The SDM strategy will include four components:
assessment of organizational readiness for SDM and the generation of a tailored strategy at each site to address potential organizational barriers to implementation
online or in-person initiation training of participating clinical teams
implementation of a paper-based text or picture version and a web-based Option Grid encounter decision aid
where possible, integration of new evidence and the SDM approach into existing clinical practice guidelines
Participating project sites and inclusion criteria
Dartmouth-Hitchcock Medical Center | Lebanon, NH
Washington University/Barnes-Jewish Hospital | St. Louis, MO
Montefiore Medical Center | Bronx, NY
Brigham & Women's Hospital | Boston, MA
Mayo Clinic | Rochester, MN
Patient participant inclusion criteria:
We will include patients showing new or recurrent symptoms of uterine fibroids (e.g. heavy menstrual bleeding, pelvic pressure or pain, etc.) who are seeking treatment and who meet the following inclusion criteria: (1) assigned female sex at birth, (2) at least 18 years of age, (3) spoken English or Spanish, (4) and have the ability to complete short surveys online independently or assisted by a caregiver.

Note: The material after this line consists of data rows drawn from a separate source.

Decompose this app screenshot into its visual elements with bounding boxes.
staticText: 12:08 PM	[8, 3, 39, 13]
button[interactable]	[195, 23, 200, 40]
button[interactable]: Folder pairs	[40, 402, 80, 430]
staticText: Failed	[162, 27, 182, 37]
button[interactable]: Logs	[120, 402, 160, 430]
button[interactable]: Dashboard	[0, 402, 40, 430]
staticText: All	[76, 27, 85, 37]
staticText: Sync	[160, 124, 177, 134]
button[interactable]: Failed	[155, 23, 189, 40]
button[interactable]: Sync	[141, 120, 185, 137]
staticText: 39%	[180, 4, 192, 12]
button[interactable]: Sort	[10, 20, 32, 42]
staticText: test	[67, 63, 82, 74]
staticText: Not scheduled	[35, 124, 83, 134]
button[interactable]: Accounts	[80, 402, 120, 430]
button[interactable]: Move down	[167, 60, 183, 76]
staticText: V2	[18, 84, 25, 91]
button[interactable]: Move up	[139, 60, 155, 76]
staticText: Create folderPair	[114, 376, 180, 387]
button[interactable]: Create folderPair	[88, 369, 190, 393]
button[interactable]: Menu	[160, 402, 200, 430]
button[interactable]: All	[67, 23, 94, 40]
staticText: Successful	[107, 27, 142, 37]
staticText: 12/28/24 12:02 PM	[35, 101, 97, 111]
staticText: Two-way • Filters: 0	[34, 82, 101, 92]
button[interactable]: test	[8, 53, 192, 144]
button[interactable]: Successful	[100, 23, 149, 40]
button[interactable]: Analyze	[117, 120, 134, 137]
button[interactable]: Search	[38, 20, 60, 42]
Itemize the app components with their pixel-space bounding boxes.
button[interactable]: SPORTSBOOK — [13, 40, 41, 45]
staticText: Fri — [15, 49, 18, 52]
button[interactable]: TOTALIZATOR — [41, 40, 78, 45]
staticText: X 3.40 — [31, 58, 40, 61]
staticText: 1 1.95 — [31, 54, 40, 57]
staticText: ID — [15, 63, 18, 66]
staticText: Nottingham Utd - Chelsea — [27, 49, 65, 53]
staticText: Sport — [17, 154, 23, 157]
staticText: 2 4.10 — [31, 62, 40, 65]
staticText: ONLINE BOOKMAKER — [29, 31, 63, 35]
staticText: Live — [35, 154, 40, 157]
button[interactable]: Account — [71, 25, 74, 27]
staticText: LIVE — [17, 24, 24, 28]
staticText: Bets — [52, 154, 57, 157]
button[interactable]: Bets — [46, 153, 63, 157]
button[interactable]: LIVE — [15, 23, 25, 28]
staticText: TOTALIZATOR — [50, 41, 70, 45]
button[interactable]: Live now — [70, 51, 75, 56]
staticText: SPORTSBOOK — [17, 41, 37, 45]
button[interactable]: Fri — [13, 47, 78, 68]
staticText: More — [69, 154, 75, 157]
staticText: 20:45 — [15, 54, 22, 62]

Clinician participant inclusion criteria:
We will include physicians who provide care to women with symptomatic uterine fibroids during the project duration at participating project sites.
Our stepped-wedge implementation design
(1)Pre-implementation (6 months): This serves as our baseline phase for each project site. We will assess each organization's readiness for patient engagement.
(2)Initiation (2 months): This marks the introduction of the intervention tools for participating clinicians.
(3)Active implementation (6 months): This is the phase where we ask each participating clinician to use the tools with all eligible patients. Each project site gets 6 months to use these decision aid tools with each of their eligible patients.
(4)Sustainability (0-8 months): The implementation of the tools will no longer be supported or measured by the researchers so we can see whether the implementation methods at each site result in sustainable use of the tools.